Healthy competition between suppliers is good for businesses and customers alike. As a business, it means that when you’re choosing a supplier, potential candidates will offer the best possible service at the lowest price they can, because they want you to choose them.
But sometimes suppliers get together and collude, instead of competing. This is what’s known as anti-competitive behaviour and businesses engaging in it are sometimes described as a ‘business cartel’. This behaviour stops customers getting a fair deal – here’s why.
- Prices go up
If your suppliers agree to keep their prices artificially high, you may have no choice but to pay them at an inflated price.
- Innovation and efficiency go down
Offering innovation and efficiency helps suppliers compete for your business. But if they’re no longer competing with each other, they’ll be less motivated to do so, resulting in things like longer lead times.
- You get poorer service
Suppliers who risk losing your business will make sure they keep providing good service. But suppliers who have agreed between themselves not to compete have less to fear – and less motivation to look after you.
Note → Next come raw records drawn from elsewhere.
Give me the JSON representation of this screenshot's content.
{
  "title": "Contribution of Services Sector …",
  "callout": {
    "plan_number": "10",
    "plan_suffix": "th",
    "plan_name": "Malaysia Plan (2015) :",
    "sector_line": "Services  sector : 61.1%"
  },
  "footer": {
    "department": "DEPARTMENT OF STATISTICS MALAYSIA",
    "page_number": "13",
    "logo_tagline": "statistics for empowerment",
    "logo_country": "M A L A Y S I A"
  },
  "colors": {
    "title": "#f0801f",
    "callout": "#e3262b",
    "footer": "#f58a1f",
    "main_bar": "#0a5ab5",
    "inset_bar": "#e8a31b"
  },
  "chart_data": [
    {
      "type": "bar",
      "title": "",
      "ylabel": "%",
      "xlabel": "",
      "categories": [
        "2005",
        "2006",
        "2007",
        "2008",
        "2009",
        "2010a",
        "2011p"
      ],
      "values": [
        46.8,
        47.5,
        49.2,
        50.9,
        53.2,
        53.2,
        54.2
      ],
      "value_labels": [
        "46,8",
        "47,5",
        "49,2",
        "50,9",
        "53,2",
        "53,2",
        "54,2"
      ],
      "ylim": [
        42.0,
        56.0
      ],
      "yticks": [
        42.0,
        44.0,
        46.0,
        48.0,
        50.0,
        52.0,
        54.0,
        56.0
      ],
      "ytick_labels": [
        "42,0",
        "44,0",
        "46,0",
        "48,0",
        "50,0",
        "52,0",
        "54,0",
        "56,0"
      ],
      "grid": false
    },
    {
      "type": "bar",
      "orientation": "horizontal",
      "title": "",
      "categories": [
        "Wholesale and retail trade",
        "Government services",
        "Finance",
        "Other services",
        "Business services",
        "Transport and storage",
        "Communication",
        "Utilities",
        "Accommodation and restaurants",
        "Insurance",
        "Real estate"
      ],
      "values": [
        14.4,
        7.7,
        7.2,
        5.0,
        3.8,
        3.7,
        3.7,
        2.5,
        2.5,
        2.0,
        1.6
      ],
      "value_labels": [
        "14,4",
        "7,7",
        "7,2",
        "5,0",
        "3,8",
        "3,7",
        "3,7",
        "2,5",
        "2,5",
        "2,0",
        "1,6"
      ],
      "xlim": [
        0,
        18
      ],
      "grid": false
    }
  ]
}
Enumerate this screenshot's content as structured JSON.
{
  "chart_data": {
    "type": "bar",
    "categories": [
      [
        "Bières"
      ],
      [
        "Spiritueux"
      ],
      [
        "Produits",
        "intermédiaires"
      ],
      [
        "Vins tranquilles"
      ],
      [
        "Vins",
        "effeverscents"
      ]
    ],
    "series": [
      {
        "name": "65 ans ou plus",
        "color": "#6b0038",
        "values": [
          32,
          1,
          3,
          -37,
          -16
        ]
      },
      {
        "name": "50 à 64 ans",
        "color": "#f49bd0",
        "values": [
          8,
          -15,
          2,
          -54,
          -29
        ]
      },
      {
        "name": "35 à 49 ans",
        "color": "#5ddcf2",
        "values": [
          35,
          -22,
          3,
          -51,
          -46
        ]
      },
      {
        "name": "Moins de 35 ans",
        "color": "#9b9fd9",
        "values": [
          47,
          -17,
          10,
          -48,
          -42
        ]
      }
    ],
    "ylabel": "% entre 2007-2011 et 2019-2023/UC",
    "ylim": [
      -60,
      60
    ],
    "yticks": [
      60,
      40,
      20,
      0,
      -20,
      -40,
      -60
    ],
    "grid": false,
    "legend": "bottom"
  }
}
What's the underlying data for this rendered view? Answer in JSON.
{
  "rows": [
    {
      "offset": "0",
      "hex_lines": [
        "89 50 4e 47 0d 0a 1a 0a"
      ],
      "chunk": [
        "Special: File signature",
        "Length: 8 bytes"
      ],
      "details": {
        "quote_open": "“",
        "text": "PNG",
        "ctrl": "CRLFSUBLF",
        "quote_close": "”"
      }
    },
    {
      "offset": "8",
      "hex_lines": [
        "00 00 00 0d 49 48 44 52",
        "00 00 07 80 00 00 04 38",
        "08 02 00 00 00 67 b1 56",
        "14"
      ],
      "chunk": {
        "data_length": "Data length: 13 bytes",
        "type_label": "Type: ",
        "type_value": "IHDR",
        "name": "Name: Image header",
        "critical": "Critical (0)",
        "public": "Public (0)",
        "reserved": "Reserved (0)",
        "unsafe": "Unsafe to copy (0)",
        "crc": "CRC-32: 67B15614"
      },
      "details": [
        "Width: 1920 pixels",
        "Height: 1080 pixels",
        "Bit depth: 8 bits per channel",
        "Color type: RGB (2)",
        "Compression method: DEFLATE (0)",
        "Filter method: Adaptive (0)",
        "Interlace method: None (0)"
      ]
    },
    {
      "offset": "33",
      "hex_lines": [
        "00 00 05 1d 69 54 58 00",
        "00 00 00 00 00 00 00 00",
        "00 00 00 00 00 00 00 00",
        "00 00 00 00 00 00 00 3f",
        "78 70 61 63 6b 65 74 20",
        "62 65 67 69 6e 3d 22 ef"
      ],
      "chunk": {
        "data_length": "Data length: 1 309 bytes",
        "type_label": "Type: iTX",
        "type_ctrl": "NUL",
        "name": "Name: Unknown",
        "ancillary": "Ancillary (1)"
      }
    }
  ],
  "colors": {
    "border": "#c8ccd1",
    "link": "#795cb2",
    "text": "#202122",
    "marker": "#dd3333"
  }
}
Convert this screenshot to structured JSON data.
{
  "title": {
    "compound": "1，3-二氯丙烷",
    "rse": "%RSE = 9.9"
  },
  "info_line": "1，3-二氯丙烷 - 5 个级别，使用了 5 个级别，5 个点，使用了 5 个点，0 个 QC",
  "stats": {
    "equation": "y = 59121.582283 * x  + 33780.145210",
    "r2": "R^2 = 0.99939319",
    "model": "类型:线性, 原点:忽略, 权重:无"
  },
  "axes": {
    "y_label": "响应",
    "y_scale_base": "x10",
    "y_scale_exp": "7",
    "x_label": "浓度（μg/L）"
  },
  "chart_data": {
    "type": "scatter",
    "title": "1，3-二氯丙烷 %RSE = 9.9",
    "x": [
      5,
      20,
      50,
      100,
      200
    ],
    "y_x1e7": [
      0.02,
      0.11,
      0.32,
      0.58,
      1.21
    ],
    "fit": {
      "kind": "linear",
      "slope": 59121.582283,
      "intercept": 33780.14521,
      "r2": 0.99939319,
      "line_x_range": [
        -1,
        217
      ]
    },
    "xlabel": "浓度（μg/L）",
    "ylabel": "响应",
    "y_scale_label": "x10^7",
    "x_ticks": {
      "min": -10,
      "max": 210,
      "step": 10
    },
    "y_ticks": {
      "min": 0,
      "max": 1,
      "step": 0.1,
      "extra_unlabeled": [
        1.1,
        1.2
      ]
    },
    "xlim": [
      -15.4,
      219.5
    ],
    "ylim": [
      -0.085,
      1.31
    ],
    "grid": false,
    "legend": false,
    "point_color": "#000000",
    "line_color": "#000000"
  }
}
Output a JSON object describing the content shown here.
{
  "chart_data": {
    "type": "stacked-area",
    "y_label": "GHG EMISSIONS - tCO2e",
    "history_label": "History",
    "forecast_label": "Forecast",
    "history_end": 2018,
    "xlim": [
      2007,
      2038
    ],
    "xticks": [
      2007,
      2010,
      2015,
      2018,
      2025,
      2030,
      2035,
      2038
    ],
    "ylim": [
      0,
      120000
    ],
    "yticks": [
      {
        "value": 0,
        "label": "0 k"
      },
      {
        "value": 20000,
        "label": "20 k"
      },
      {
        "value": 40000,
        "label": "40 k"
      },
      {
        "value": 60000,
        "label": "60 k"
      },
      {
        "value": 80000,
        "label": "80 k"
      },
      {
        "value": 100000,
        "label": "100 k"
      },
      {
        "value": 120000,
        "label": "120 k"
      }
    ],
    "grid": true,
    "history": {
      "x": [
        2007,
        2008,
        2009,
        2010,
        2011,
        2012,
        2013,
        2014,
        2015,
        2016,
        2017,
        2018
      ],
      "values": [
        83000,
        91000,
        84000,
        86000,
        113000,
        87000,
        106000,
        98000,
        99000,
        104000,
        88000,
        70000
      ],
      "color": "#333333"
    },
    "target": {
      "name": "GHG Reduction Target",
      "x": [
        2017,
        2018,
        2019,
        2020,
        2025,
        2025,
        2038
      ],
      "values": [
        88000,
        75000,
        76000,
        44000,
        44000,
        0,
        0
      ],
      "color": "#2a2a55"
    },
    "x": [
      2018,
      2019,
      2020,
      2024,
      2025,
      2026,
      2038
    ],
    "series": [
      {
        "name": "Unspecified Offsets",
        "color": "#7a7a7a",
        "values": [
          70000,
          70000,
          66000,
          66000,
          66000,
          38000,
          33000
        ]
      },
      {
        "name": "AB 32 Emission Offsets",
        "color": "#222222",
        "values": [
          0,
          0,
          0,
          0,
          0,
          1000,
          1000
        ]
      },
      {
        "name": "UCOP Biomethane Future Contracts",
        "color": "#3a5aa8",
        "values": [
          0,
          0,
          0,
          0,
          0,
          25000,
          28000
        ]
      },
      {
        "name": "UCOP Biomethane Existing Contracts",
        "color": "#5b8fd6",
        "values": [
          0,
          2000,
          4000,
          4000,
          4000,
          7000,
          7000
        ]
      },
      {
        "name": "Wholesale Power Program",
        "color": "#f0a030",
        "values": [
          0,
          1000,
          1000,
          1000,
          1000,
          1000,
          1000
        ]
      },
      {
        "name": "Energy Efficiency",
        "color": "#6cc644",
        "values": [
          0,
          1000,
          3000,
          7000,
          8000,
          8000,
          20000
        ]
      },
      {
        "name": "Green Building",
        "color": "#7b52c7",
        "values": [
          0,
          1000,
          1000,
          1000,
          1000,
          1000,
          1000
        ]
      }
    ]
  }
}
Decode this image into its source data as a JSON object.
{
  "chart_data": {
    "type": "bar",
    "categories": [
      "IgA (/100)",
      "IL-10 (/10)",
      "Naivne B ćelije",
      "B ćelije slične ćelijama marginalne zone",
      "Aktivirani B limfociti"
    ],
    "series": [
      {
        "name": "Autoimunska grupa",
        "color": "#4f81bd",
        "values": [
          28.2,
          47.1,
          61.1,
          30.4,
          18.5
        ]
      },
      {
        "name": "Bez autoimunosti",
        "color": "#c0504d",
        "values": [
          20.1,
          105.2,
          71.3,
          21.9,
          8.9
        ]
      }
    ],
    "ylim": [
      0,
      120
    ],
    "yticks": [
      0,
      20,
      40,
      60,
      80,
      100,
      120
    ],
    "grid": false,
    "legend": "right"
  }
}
- Businesses don’t actually have a real choice of suppliers
You might appear to have a choice, on the surface. But if those suppliers have colluded to offer the same thing for the same price, that choice is just an illusion – and bad for your business. Also, other honest businesses aren’t able to operate on a level playing field.
- Industry reputations suffer
If elements of an industry or sector become known for being anti-competitive or behaving like a business cartel, people may become suspicious of everyone in the industry – even those who have never behaved in this way.